With the addition of solar at the six new sites, we anticipate generating 12 million kWh per year by the end of 2022. This energy will be used to power the sites, helping us to further reduce our carbon emissions.
Graham Southall, Group Commercial Director, said: “Water and wastewater treatment are energy intensive, so while we are looking at innovative methods of reducing that consumption, we are also looking to make the best use of the space we have on these sites to generate green power. Solar represents a great opportunity to maximise the potential of that space. By doing so, we can take an important step towards our Net Zero goal and also add to the green energy available on the wider market.”
Our Water Efficiency team has embarked on a new initiative that will not only help people reduce their water usage, but also support them and us to reduce energy consumption and save on bills.
While the programme is tackling the top 5% of water users among our customer base, its learnings will be used to help shape future work across the North East, Essex and Suffolk.
Already, our plumbers have delivered more than 1,100 customer home visits to customers who we would define as Top 5% customers. Based on the definition of a Top 5% user, we aim to invite customers using more than 290 litres per person per day based on the data we have on our systems.
The visits not only help people to explore their personal usage and the reasons behind it, but also to reduce their consumption.
By helping those customers to use less water, it reduces the amount we have to produce, saving us on energy costs and contributing to our Net Zero goal.
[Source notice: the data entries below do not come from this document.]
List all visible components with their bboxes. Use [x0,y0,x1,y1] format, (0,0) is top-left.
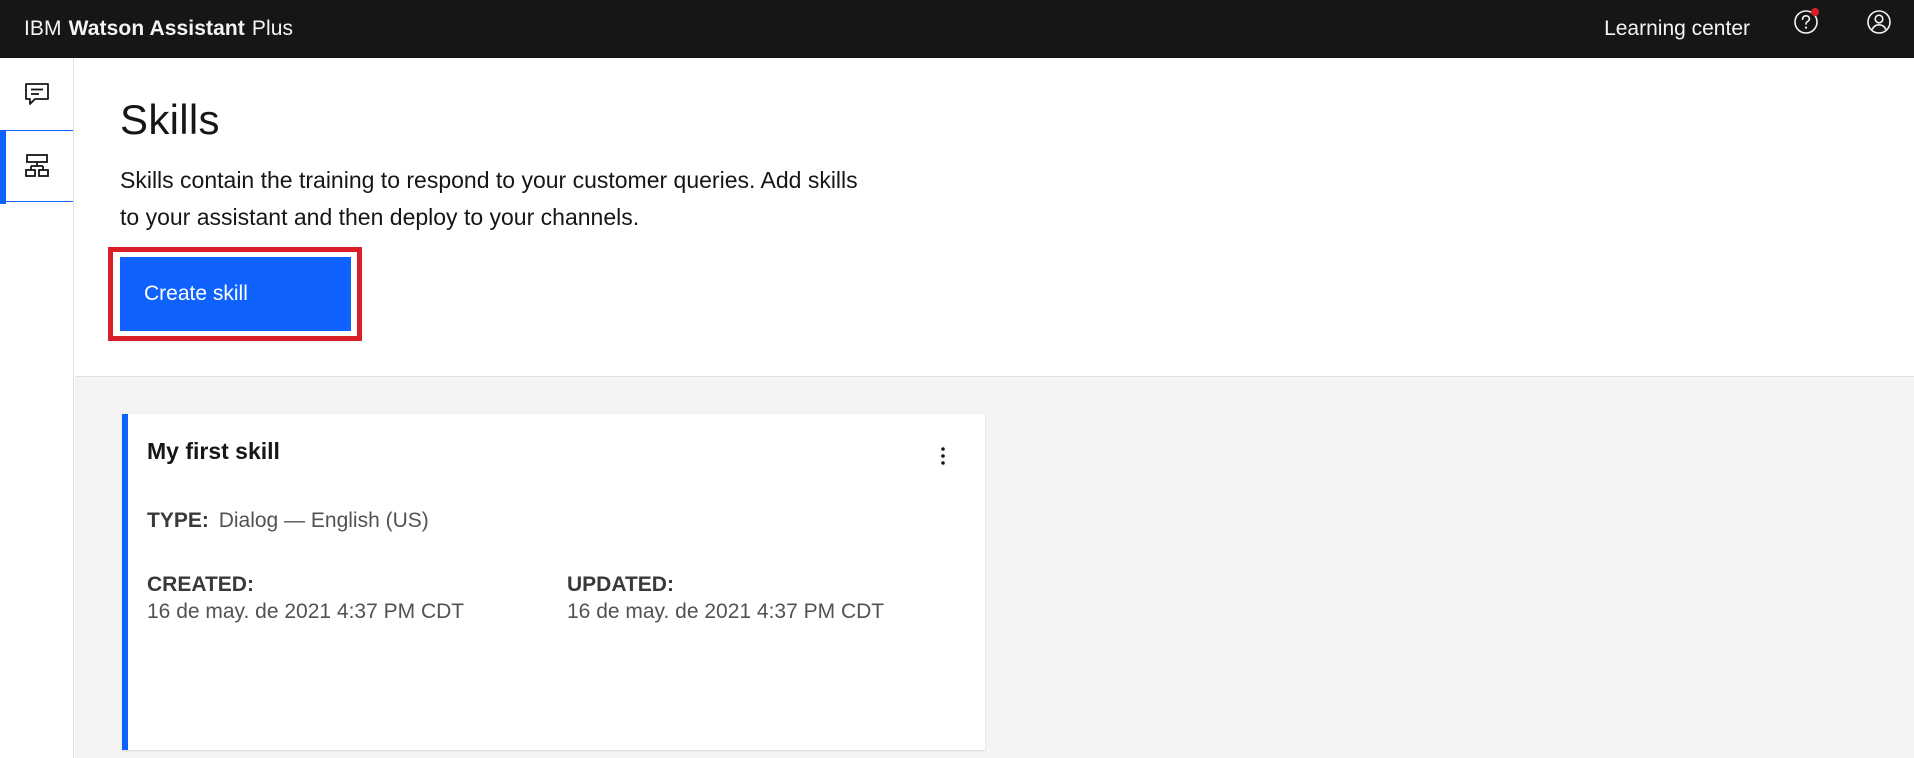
skill-created: CREATED: 16 de may. de 2021 4:37 PM CDT [147,571,464,625]
learning-center-link[interactable]: Learning center [1604,0,1750,58]
notification-dot [1811,8,1819,16]
updated-value: 16 de may. de 2021 4:37 PM CDT [567,600,885,623]
sidebar-item-assistants[interactable] [0,58,73,130]
skill-type: TYPE: Dialog — English (US) [147,509,429,533]
page-header: Skills Skills contain the training to re… [75,58,1914,377]
skill-type-label: TYPE: [147,509,209,532]
product-name[interactable]: IBM Watson Assistant Plus [24,0,293,58]
skill-name[interactable]: My first skill [147,438,280,465]
create-skill-button[interactable]: Create skill [120,257,351,331]
page-title: Skills [120,96,220,143]
created-value: 16 de may. de 2021 4:37 PM CDT [147,600,465,623]
user-avatar-icon [1867,10,1891,34]
help-button[interactable] [1789,5,1823,39]
skills-icon [24,154,49,177]
page-description: Skills contain the training to respond t… [120,167,858,230]
skill-type-value: Dialog — English (US) [218,509,429,532]
overflow-menu-vertical-icon [941,447,945,465]
brand-prefix: IBM [24,17,62,40]
skill-updated: UPDATED: 16 de may. de 2021 4:37 PM CDT [567,571,884,625]
sidebar-item-skills[interactable] [0,130,73,204]
created-label: CREATED: [147,573,254,596]
chat-icon [24,83,49,105]
brand-suffix: Plus [251,17,294,40]
skill-card[interactable]: My first skill TYPE: Dialog — English (U… [122,414,985,750]
brand-main: Watson Assistant [68,17,245,40]
top-header: IBM Watson Assistant Plus Learning cente… [0,0,1914,58]
skill-overflow-menu-button[interactable] [931,444,955,468]
user-profile-button[interactable] [1862,5,1896,39]
updated-label: UPDATED: [567,573,674,596]
skills-content-area: My first skill TYPE: Dialog — English (U… [75,377,1914,758]
side-navigation [0,58,74,758]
It also reduces the customers’ own carbon footprint and helps them cut energy costs, as 25% of the typical energy bill goes towards heating water for baths, showers, and washing up using hot taps.
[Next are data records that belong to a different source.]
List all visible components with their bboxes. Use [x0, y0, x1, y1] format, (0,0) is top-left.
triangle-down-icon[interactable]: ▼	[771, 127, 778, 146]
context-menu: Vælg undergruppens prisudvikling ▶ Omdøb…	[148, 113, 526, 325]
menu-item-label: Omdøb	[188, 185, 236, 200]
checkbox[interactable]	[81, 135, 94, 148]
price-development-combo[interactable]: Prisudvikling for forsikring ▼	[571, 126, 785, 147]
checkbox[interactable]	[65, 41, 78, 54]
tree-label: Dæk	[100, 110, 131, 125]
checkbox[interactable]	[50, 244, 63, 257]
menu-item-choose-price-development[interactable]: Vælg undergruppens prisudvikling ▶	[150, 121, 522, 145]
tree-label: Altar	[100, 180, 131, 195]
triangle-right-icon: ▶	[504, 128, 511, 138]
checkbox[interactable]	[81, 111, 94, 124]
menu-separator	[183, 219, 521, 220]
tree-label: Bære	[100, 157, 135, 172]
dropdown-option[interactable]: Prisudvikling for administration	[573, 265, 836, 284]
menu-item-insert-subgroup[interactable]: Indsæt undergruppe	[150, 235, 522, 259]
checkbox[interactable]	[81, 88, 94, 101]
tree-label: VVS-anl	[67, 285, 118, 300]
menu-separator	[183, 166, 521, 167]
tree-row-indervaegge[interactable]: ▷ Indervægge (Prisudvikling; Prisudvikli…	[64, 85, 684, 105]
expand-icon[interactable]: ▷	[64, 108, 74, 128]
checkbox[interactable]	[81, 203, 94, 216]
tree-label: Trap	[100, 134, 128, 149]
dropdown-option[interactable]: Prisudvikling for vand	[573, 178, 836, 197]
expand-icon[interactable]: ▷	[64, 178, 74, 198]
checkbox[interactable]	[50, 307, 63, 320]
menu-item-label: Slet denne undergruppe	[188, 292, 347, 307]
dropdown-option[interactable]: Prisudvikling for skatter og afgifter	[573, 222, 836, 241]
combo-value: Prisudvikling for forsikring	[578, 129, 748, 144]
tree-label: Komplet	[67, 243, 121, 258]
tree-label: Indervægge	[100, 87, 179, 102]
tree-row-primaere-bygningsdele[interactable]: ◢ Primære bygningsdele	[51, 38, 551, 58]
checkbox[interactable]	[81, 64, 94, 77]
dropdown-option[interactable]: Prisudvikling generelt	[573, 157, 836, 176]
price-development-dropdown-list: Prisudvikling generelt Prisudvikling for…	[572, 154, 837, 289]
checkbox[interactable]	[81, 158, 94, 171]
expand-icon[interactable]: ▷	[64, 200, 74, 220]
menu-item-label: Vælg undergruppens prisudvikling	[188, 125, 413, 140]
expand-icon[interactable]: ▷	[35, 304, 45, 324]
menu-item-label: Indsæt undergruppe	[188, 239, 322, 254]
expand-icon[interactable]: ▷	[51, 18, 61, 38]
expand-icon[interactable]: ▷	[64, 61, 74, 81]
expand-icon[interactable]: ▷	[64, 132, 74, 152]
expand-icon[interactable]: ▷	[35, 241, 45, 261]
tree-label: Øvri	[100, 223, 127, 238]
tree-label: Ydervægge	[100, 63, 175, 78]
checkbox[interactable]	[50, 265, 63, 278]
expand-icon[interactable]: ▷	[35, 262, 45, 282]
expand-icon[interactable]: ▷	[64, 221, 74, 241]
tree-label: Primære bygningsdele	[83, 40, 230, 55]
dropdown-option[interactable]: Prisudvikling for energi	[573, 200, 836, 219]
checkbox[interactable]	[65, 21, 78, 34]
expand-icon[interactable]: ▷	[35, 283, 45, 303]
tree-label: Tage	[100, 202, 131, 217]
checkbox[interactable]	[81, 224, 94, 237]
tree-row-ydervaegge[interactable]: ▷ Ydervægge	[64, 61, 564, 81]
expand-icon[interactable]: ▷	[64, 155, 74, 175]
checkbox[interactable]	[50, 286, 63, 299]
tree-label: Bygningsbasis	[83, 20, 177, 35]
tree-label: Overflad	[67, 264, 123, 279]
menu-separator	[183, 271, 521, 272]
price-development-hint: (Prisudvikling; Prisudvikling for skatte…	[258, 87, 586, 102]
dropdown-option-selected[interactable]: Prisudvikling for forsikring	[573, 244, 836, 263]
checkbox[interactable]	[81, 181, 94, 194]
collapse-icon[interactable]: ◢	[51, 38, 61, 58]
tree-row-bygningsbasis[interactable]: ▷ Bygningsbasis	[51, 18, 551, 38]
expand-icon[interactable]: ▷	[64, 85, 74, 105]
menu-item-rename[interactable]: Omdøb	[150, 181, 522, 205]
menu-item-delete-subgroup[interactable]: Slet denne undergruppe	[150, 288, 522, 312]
The Water Efficiency team has worked with our analysts, using data from our own and from open sources to identify customers who fall into the top 5% of users bracket. A total of 28,000 customers have been contacted by mail or, where we know them to be digitally engaged, by email.
Ruth Scott, who is leading the work, said: “As the programme continues, and customers take on board the behavioural changes, it is expected that future analysis will see the consumption levels that represent the top 5% of users fall. This means we will then engage new customers to help them look at what changes they can make. Plus, we are learning an increasing amount about some of the many varying reasons behind high usage, which will help influence how we talk to all our customers about water efficiency, helping them, too, to save money and reduce their carbon footprints.”